COWASJP.COM –
O l e h: Mohammad Hakim
-----------------------------------------------------------------------------------------------------
Alumnus IKIP Negeri Surabaya, mantan guru di Yayasan Alfalah Surabaya
KETIKA banyak orang memilih menitipkan anaknya di pondok pesantren (Ponpes) agar mengenyam pendidikan agama Islam yang lebih berbobot, justru terjadi hal mengenaskan di Ponpes Darul Ulum, Rejoso, Peterongan, Jombang. Seorang santri tewas dikeroyok belasan santri lainnya dalam asrama pondok.
Berita ini bagaikan petir di siang bolong bagi dunia pendidikan. Juga bagi para orang tua yang mengidolakan Ponpes sebagai tempat pendidikan bagi putra-putri tercinta. Lebih mengenaskan lagi, kasus ini terkuak bukan dari pihak Ponpes tempat korban menuntut ilmu, namun justru dari pihak keluarga santri asal Kencong, Jember, tersebut.
Korban adalah Abdullah Muzzaka Yahya, santri Ponpes Darul Ulum, Rejoso, Jombang. Yahya meninggal, Minggu (28/2/2016), setelah menjalani perawatan sehari di Rumah Sakit Airlangga Jombang dengan kondisi tubuh penuh memar dan lebam. Keluarga yang curiga kematian Yahya tidak beres melapor ke Polsek Kencong yang diteruskan ke Polres Jember.
Polres Jombang yang mendapatkan pelimpahan laporan dari Polres Jember langsung bergerak melakukan penyidikan. Ditemukan indikasi kekerasan yang menimpa Abdullah. Polres Jombang lalu menangkap 12 santri Ponpes Darul Ulum dan seorang santri dari pesantren lain di Jombang.

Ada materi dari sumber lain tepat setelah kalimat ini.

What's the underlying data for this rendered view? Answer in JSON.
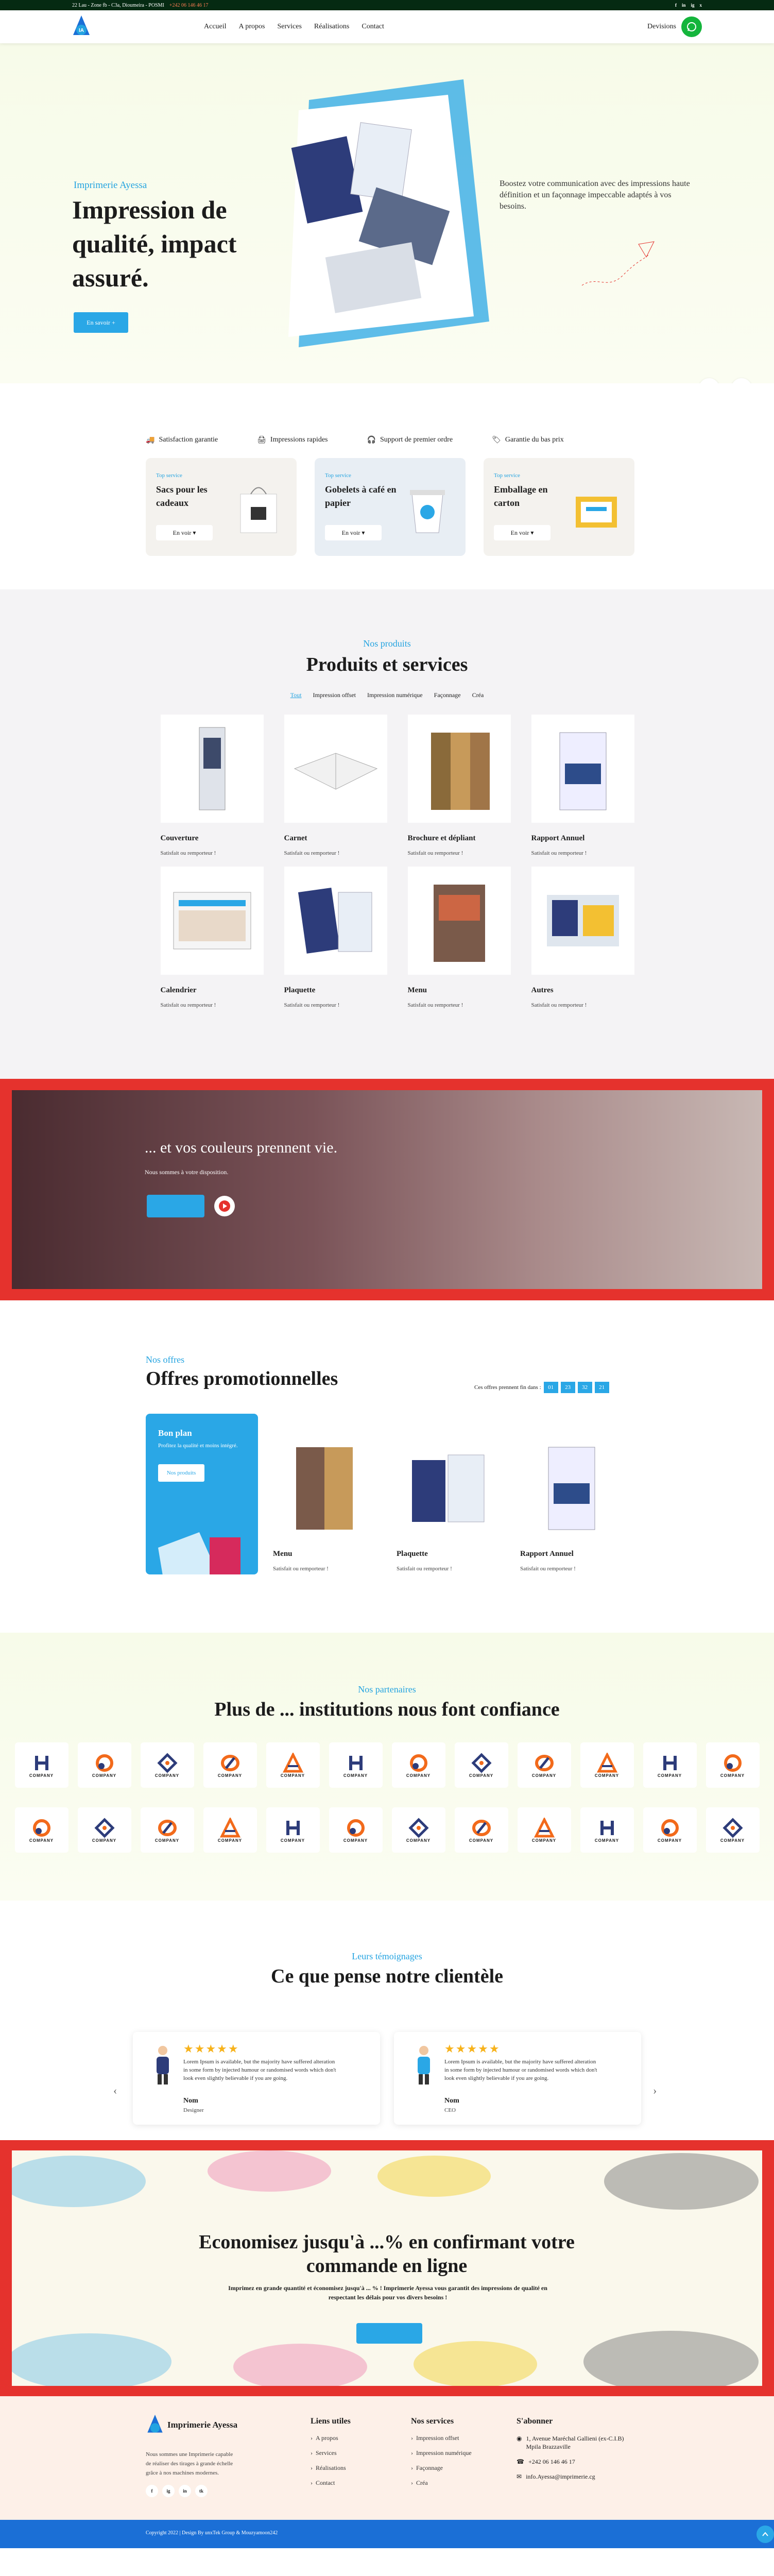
{
  "topbar": {
    "address": "22 Lau - Zone fb - C3a, Dioumeira - POSMI",
    "phone": "+242 06 146 46 17",
    "social": [
      "f",
      "in",
      "ig",
      "x"
    ]
  },
  "header": {
    "nav": [
      "Accueil",
      "A propos",
      "Services",
      "Réalisations",
      "Contact"
    ],
    "quote": "Devisions"
  },
  "hero": {
    "kicker": "Imprimerie Ayessa",
    "title": "Impression de qualité, impact assuré.",
    "cta": "En savoir +",
    "description": "Boostez votre communication avec des impressions haute définition et un façonnage impeccable adaptés à vos besoins.",
    "prev": "←",
    "next": "→"
  },
  "features": [
    "Satisfaction garantie",
    "Impressions rapides",
    "Support de premier ordre",
    "Garantie du bas prix"
  ],
  "services": [
    {
      "tag": "Top service",
      "title": "Sacs pour les cadeaux",
      "button": "En voir ▾"
    },
    {
      "tag": "Top service",
      "title": "Gobelets à café en papier",
      "button": "En voir ▾"
    },
    {
      "tag": "Top service",
      "title": "Emballage en carton",
      "button": "En voir ▾"
    }
  ],
  "products": {
    "kicker": "Nos produits",
    "title": "Produits et services",
    "tabs": [
      "Tout",
      "Impression offset",
      "Impression numérique",
      "Façonnage",
      "Créa"
    ],
    "items": [
      {
        "name": "Couverture",
        "sub": "Satisfait ou remporteur !"
      },
      {
        "name": "Carnet",
        "sub": "Satisfait ou remporteur !"
      },
      {
        "name": "Brochure et dépliant",
        "sub": "Satisfait ou remporteur !"
      },
      {
        "name": "Rapport Annuel",
        "sub": "Satisfait ou remporteur !"
      },
      {
        "name": "Calendrier",
        "sub": "Satisfait ou remporteur !"
      },
      {
        "name": "Plaquette",
        "sub": "Satisfait ou remporteur !"
      },
      {
        "name": "Menu",
        "sub": "Satisfait ou remporteur !"
      },
      {
        "name": "Autres",
        "sub": "Satisfait ou remporteur !"
      }
    ]
  },
  "banner": {
    "title": "... et vos couleurs prennent vie.",
    "subtitle": "Nous sommes à votre disposition."
  },
  "offers": {
    "kicker": "Nos offres",
    "title": "Offres promotionnelles",
    "countdown_label": "Ces offres prennent fin dans :",
    "countdown": [
      "01",
      "23",
      "32",
      "21"
    ],
    "promo": {
      "title": "Bon plan",
      "text": "Profitez la qualité et moins intégré.",
      "button": "Nos produits"
    },
    "items": [
      {
        "name": "Menu",
        "sub": "Satisfait ou remporteur !"
      },
      {
        "name": "Plaquette",
        "sub": "Satisfait ou remporteur !"
      },
      {
        "name": "Rapport Annuel",
        "sub": "Satisfait ou remporteur !"
      }
    ]
  },
  "partners": {
    "kicker": "Nos partenaires",
    "title": "Plus de ... institutions nous font confiance",
    "logo_label": "COMPANY"
  },
  "testimonials": {
    "kicker": "Leurs témoignages",
    "title": "Ce que pense notre clientèle",
    "stars": "★★★★★",
    "items": [
      {
        "quote": "Lorem Ipsum is available, but the majority have suffered alteration in some form by injected humour or randomised words which don't look even slightly believable if you are going.",
        "name": "Nom",
        "role": "Designer"
      },
      {
        "quote": "Lorem Ipsum is available, but the majority have suffered alteration in some form by injected humour or randomised words which don't look even slightly believable if you are going.",
        "name": "Nom",
        "role": "CEO"
      }
    ],
    "prev": "‹",
    "next": "›"
  },
  "cta": {
    "title": "Economisez jusqu'à ...% en confirmant votre commande en ligne",
    "text": "Imprimez en grande quantité et économisez jusqu'à ... % ! Imprimerie Ayessa vous garantit des impressions de qualité en respectant les délais pour vos divers besoins !"
  },
  "footer": {
    "brand": "Imprimerie Ayessa",
    "about": "Nous sommes une Imprimerie capable de réaliser des tirages à grande échelle grâce à nos machines modernes.",
    "socials": [
      "f",
      "ig",
      "in",
      "tk"
    ],
    "links_title": "Liens utiles",
    "links": [
      "A propos",
      "Services",
      "Réalisations",
      "Contact"
    ],
    "services_title": "Nos services",
    "services": [
      "Impression offset",
      "Impression numérique",
      "Façonnage",
      "Créa"
    ],
    "subscribe_title": "S'abonner",
    "address": "1, Avenue Maréchal Gallieni (ex-C.I.B) Mpila Brazzaville",
    "phone": "+242 06 146 46 17",
    "email": "info.Ayessa@imprimerie.cg",
    "copyright": "Copyright 2022 | Design By unxTek Group & Mouzyamoon242"
  }
}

Menurut Kasat Reskrim Polres Jombang AKP Wahyu Hidayat, penganiayaan berujung maut ini terjadi sekitar pukul 20.00 WIB, Sabtu (27/2/2016). Yahya awalnya dikeroyok enam santri teman sepondoknya.
“Menurut pengakuan para tersangka, mereka tak hanya menggunakan tangan kosong saat mengeroyok. Selain memukul menggunakan peci, juga raket,” kata Wahyu.
Kejadian itu ternyata baru babak awal karena penganiayaan belum berhenti. Dalam kondisi babak belur akibat dianiaya, keenam pelaku menggiring korban Abdullah ke asrama tempat tinggalnya. Di sana ternyata sudah menunggu tujuh santri lain.
Mereka pun melanjutkan penganiayaan terhadap korban Yahya yang sudah terluka, bahkan dengan cara lebih kejam. “Ada (tersangka) yang menggunakan barbel. Penganiayaan kedua berlangsung sekitar pukul 22.30 WIB,” ujar Wahyu.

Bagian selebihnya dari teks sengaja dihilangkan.